Paying for Accommodations
a. Single Private Housing
This option is popular among teachers who are new to Korea. Schools usually provide their teachers with a single unit near the school, either within walking distance, or a short bus or subway ride. Teachers are often provided with a studio apartment, but may also be housed in an apartment of faculty residence or dormitory, a leased house, or other type of apartment. This varies by location and teaching situation. Schools will both select the apartment and take care of the lease. Teachers may be responsible to pay Key Money (deposit), usually 500,000 won, which would be returned at the end of the contract, minus the last month’s utilities. The school will provide furniture (such as a bed, table and chairs, a closet, a range, a refrigerator, a washing machine, a microwave, and a TV set) and some units, not all, have air-conditioning.
b. Housing Allowance
Some contracts only provide their teachers with a housing allowance, especially if the contract is for a short term. If your school does not provide housing, you would have to find your own accommodation and receive a monthly housing allowance from the school. Other teachers opt to receive a housing allowance to be able to choose a living situation that better meets their desires and needs. The amount of housing allowance will vary according to the location of the school and is usually between 300,000 and 500,000 won.
Lease Agreement Types
Jeonsei System (전세)
Under the yearly key money system (called “Jeonsei” in Korean), tenants pay the house owner the equivalent of a year’s rent in advance and pay no monthly rent. The tenant’s money earns interest for the house owner during the contract period. At the end of the contract, tenants receive their entire deposits back, minus any fees for damages. Yearly key money can run from 20~30 million won for a single studio to 60~100 million won for a larger apartment in a more prestigious neighborhood.
Wolsei System (월세)
Wolsei is the monthly rent system. Tenants are required to pay rent each month, plus Key Money (deposit) which is returned when the tenant moves out. The amount of monthly rent paid can vary, depending on the amount of Key Money paid. If the amount of Key Money is large, tenants would pay a smaller amount monthly. Monthly rents can vary greatly according to the location of the unit, and can range between 0.3 and 1 million won. Key Money for Wolsei lease agreements can range between 3 and 20 million won. Very few schools will offer Key Money to help their teachers rent apartments.
C. Shared Housing
Although this is an option, teachers should be careful when choosing roommates. Each person’s financial responsibilities should be spelled out and agreed upon in advance. Sometimes, private language schools will have 2 or 3 teachers share one large apartment with a common bathroom and kitchen.

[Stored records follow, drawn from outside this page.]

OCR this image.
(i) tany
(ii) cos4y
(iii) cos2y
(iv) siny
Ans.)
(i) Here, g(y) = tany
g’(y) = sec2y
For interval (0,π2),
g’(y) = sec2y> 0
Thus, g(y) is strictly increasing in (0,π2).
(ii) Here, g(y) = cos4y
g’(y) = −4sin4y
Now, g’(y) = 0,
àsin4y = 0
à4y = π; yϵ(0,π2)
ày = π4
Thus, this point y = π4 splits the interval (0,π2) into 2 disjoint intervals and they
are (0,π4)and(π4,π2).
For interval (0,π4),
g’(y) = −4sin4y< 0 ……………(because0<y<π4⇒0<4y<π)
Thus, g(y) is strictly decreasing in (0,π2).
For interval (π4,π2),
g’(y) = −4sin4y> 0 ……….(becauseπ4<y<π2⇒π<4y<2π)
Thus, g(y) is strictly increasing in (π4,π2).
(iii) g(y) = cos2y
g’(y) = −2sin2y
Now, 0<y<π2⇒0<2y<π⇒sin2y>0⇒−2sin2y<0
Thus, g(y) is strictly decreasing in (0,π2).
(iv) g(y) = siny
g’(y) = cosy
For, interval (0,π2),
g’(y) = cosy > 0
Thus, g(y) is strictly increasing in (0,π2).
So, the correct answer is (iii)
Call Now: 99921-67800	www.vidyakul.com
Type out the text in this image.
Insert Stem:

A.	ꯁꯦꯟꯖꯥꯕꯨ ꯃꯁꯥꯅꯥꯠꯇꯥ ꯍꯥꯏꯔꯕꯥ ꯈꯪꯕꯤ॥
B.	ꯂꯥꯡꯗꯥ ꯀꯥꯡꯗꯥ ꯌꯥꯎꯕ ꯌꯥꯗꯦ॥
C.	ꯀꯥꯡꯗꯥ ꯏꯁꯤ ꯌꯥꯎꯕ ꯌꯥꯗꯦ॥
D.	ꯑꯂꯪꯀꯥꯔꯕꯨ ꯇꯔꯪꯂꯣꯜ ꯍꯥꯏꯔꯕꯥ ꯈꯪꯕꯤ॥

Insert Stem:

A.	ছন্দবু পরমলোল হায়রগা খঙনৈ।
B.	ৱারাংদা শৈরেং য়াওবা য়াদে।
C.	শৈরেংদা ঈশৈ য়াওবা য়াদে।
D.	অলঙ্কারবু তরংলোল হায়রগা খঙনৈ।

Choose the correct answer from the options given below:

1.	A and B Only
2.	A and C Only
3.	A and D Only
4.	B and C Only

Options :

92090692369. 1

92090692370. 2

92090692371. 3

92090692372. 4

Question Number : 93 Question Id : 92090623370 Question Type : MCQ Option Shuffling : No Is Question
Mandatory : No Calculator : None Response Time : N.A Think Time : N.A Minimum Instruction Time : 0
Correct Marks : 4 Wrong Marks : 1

Yonsei, Ewha, Seoul, Hanyang and Konkuk universities and Hankook University of Foreign Studies all have dormitory accommodations available. The Korean Research Foundation also runs an International House for foreign students. These dormitories can sometimes accommodate foreign instructors, although they usually only accommodate their own faculty.
e. Lodging Houses (Hasuk: 하숙) and Homestays
These options are popular with university students or those just starting their professional careers. Single rooms can cost between 300,000 and 600,000 won a month and include meals and sometimes laundry service. Another option is to stay with a local family, which can be an excellent opportunity to experience Korean life and culture directly. With both of these options, one of the main disadvantages is a lack of privacy. Most instructors that begin their time in Korea at lodging houses or with homestays eventually move into more private accommodations.